Inzwischen ist das Wasser kalt geworden und Lucinda stieg aus der Wanne heraus, trocknete sich ab und trocknete ihre Haare mit einem Wink des Zauberstabs. Ihre Gedanken kreisten um den Rothaarigen mit dem schelmischen Grinsen. “Was hat Luna gesagt? Den Kopf frei bekommen.”, seufzte Lucinda und sah sehnsüchtig hinaus auf die verschneite Landschaft. Wie gerne würde sie mit ihrem Besen über den Schnee brausen, ihn aufwirbeln und den kalten Wind im Gesicht spüren. Dick eingemummelt trat sie hinaus in den Innenhof. “Accio Airblow.”, führte sie den Zauber aus und sah hoffnungsvoll hinauf in den Himmel. Aber auch nach zehn Minuten war weit und breit nichts von ihrem Besen zu sehen. Traurig, weil der Besen immer noch verschollen war, und es ein Einzelstück war, das ihre Mutter kreiert hatte, schlurfte Lucinda hinunter in Richtung Quidditch-Feld. Dort war eine Kammer, in der die Schulbesen aufbewahrt wurden. Der Gedanken auf einem der kippeligen ShootingStars zu fliegen, behagte der Brünetten gar nicht.

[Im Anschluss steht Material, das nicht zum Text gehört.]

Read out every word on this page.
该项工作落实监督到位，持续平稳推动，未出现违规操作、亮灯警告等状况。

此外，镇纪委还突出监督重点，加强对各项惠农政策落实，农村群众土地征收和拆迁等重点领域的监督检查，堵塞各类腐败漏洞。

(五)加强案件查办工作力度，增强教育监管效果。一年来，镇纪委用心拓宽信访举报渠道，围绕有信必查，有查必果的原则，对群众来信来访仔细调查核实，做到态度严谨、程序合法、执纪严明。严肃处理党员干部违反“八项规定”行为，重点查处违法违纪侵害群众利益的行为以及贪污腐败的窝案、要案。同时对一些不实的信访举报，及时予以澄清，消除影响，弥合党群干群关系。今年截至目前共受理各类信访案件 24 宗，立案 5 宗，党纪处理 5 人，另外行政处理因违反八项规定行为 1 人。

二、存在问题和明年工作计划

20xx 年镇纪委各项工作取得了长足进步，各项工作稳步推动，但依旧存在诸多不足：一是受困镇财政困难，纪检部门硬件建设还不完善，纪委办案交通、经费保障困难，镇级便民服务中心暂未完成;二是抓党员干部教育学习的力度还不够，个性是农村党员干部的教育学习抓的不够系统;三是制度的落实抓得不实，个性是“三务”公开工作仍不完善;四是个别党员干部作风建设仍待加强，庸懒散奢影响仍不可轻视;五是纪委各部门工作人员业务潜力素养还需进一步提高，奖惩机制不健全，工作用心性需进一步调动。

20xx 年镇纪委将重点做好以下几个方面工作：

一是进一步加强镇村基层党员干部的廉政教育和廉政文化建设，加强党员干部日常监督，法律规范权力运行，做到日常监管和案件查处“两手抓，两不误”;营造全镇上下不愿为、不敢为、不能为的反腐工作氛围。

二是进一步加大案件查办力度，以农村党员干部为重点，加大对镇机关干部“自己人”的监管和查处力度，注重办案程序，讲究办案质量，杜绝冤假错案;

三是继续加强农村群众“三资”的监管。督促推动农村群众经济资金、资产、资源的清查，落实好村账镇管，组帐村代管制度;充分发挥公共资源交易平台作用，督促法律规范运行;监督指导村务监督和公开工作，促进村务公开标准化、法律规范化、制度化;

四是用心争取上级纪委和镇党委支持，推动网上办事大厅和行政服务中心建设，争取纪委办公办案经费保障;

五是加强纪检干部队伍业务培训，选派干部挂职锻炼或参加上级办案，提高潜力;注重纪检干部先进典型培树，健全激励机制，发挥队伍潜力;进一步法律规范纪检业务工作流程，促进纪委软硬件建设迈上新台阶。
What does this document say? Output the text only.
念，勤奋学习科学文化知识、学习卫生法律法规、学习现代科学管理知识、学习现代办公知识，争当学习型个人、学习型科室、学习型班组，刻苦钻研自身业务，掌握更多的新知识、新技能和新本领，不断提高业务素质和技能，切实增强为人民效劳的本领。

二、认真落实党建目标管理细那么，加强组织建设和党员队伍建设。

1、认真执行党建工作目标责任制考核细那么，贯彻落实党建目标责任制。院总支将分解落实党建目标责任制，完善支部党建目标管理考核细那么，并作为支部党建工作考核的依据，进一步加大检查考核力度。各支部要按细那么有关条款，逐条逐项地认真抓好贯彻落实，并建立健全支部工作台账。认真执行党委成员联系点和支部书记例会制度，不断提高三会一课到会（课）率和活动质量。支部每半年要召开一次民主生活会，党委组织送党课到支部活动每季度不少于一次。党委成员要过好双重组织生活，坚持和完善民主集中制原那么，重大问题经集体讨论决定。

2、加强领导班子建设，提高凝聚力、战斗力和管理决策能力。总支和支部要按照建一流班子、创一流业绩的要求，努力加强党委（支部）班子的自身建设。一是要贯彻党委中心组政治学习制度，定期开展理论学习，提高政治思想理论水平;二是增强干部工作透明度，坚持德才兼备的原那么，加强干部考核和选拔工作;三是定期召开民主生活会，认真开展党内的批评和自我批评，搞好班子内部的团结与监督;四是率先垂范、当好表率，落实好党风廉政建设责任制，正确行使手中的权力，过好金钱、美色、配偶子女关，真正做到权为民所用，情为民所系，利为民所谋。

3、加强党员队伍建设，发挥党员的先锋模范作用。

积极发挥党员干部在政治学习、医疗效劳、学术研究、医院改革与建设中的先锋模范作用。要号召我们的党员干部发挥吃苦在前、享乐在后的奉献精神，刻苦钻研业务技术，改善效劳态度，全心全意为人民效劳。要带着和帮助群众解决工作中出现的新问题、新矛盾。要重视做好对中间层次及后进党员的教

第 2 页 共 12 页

Aber fliegen war schon immer das einzige, was ihr geholfen hat, den Kopf völlig frei zu bekommen. So biss Lucinda die Zähne zusammen und suchte sich ein stabilen Besen.

Der Flugwind peitschte ihr ins Gesicht, als Lucinda so tief wie möglich über die Schneedecke flog. Schnee stob auf und sie hinterließ eine Schneise in dem ansonsten unberührtem Schnee. Es war, als würde der Wind alle Gedanken aus ihrem Kopf hinfort blasen und nichts als die Leere blieb zurück. Dann wurde sie langsamer und flog gemächlich, dabei nahm sie die Schönheit der verschneiten Natur in sich auf. Sie war ruhiger geworden und hörte nun tief in sich hinein, denn die Frage, wann sie angefangen hat, mehr für George zu empfinden, brannte sich in ihr Herz. Nur langsam begriff Lucinda, dass sich der Weasley nach und nach in ihr Herz geschlichen hatte. George war seit den Sommerferien immer für sie da. Unter anderem, als er, nach der Beerdigung ihrer Mutter, mit ihr, in der Küche gesessen und sie zum Lachen gebracht hatte. Und mit dem Kuss auf ihre Stirn, der ihr so viel mehr bedeutete, als sie zu Beginn gedacht hatte, da hatte sie sich in ihn unwiderruflich verliebt.